Business / Talking Business

Yellow metal set to regain its glitter in topsy-turvy market

By Huang Xiangyang (China Daily) Updated: 2016-01-12 10:02

Yellow metal set to regain its glitter in topsy-turvy market

A saleswoman shows a monkey-shaped gold ornament at the Beijing Caibai Store, a leading gold jewelry seller in the capital. The Chinese lunar calendar system has 12 animals representing various years, with 2016 being the Year of the Monkey.[Photo by Wang Zhuangfei/China Daily]

My infatuation with gold can be traced back to a long time ago.

The description of "yellow, glittering, precious gold", which I happened to read in William Shakespeare's Timon of Athens in my college years in the late 1980s, is engraved in my mind. "Thus much of this will make black white, foul fair, wrong right, base noble, old young, coward valiant" - these words have been powerful enough to influence my life as well as investment decisions, up till now.

I have tried to live by the adage that silence is golden. Not surprisingly, I have also invested in gold, although indirectly. For many years I have been using a paper-gold account offered by my bank, which allows me to trade in the yellow metal without the delivery of its physical form.

Yet my affinity with gold did not make me any richer. After making a small profit when the gold price was on the way to its peak in 2011 at $1,920 per ounce, I have been losing money ever since. The past quarter was the sixth in a row that saw gold prices decline, the longest period of downward spiral since 1984.

Now gold hovers at around $1,100, a level nearly 10 percent lower than a year before, or a 45 percent plunge from its highest point. That is a far cry from the prediction Bank of America Merrill Lynch made less than four years ago, that gold could soar to up to $5,000 over the longer term.

I doubt I will see that ever happen during my lifetime, given the long cycle of price changes for gold, which takes decades. I am more interested in when gold will halt its continuous slide into the abyss. Some analysts claim there could be a much further downside move in the gold price to $900-$1,000, citing more US interest rate hikes in the future as a major factor.

I don't buy that doomsday scenario, as I believe some basic market rules that govern cost and price, as well as supply and demand, still apply.

The average industry cost of gold production is $1,200 per ounce, according to the World Gold Council in 2014. Any price below that level means possible bankruptcies of mining companies, which will in turn limit gold supply, and thus buoy prices.

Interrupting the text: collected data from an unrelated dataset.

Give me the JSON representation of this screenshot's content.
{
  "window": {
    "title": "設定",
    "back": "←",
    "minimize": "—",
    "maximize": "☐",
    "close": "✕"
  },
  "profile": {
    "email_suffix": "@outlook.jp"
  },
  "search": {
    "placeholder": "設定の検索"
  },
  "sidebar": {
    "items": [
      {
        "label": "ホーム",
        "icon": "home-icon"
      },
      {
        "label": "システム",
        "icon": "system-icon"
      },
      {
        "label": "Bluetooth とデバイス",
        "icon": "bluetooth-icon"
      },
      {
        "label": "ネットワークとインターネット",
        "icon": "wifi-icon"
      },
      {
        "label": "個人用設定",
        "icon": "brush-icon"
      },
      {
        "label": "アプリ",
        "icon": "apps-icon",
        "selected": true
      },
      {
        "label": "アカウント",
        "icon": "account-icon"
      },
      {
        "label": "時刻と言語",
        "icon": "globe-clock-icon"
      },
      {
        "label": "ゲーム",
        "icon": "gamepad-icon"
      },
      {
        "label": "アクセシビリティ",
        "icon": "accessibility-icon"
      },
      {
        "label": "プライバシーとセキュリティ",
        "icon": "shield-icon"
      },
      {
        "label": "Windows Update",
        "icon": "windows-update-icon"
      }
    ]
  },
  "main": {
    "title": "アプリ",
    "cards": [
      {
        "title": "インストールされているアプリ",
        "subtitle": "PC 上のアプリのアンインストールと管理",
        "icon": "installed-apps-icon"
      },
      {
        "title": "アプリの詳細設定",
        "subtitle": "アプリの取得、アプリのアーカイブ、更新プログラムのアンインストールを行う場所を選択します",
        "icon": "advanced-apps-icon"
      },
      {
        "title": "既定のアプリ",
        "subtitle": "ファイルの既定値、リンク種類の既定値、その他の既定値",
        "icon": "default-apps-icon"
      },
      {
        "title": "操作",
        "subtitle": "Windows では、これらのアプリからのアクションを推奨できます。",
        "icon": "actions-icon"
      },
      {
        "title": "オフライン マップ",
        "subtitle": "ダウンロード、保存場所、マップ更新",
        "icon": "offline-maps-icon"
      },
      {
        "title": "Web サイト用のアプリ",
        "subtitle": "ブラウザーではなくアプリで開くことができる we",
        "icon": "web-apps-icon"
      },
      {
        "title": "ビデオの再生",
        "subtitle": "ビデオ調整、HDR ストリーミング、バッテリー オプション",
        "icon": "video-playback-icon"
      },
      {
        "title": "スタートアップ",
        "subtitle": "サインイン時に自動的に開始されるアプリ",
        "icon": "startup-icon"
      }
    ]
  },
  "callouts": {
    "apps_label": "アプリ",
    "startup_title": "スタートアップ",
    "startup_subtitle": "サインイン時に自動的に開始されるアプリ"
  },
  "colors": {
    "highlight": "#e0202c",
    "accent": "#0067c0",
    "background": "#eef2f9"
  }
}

More important, gold is getting scarce. At the current production rate of about 3,000 metric tons per year, known global gold reserves are expected to be depleted in 20 years, according to the US Geological Survey in 2014.

On the flip side, demand for gold is increasing, from the jewelry, investment and high-tech sectors. According to the WGC, growth in demand for gold in China, the biggest producer and consumer - already in high double-digits - will continue to rise in the next five years.

For thousands of years, gold has served as a means to protect wealth. Its value lies in its intrinsic properties that have not changed. It is durable, and never loses its luster.

Common sense is all I need to assert that gold at current level is undervalued.

Over the past 35 years, the price of almost everything - from goods to services - has skyrocketed, thanks to the country's ever-expanding economic size and the monetary supply that fuels it.

As I can recall, the average price of public transport has surged by at least 10 times, a hair cut 30 times, and a bowl of beef noodles 40 times. We in general don't feel the pinch given that average incomes have risen even higher.

But look at gold - a meager 25 percent rise in value from the level seen in 1980. Even though its price then stood at an all time high of $850, given that money supply has ballooned - by hundreds of times in China and at least six times in the US - gold at the current level is really a bargain.

The gold price has yet to see the light at the end of tunnel. But a golden rule of the market is to "buy low".

If winter comes, can spring be far behind?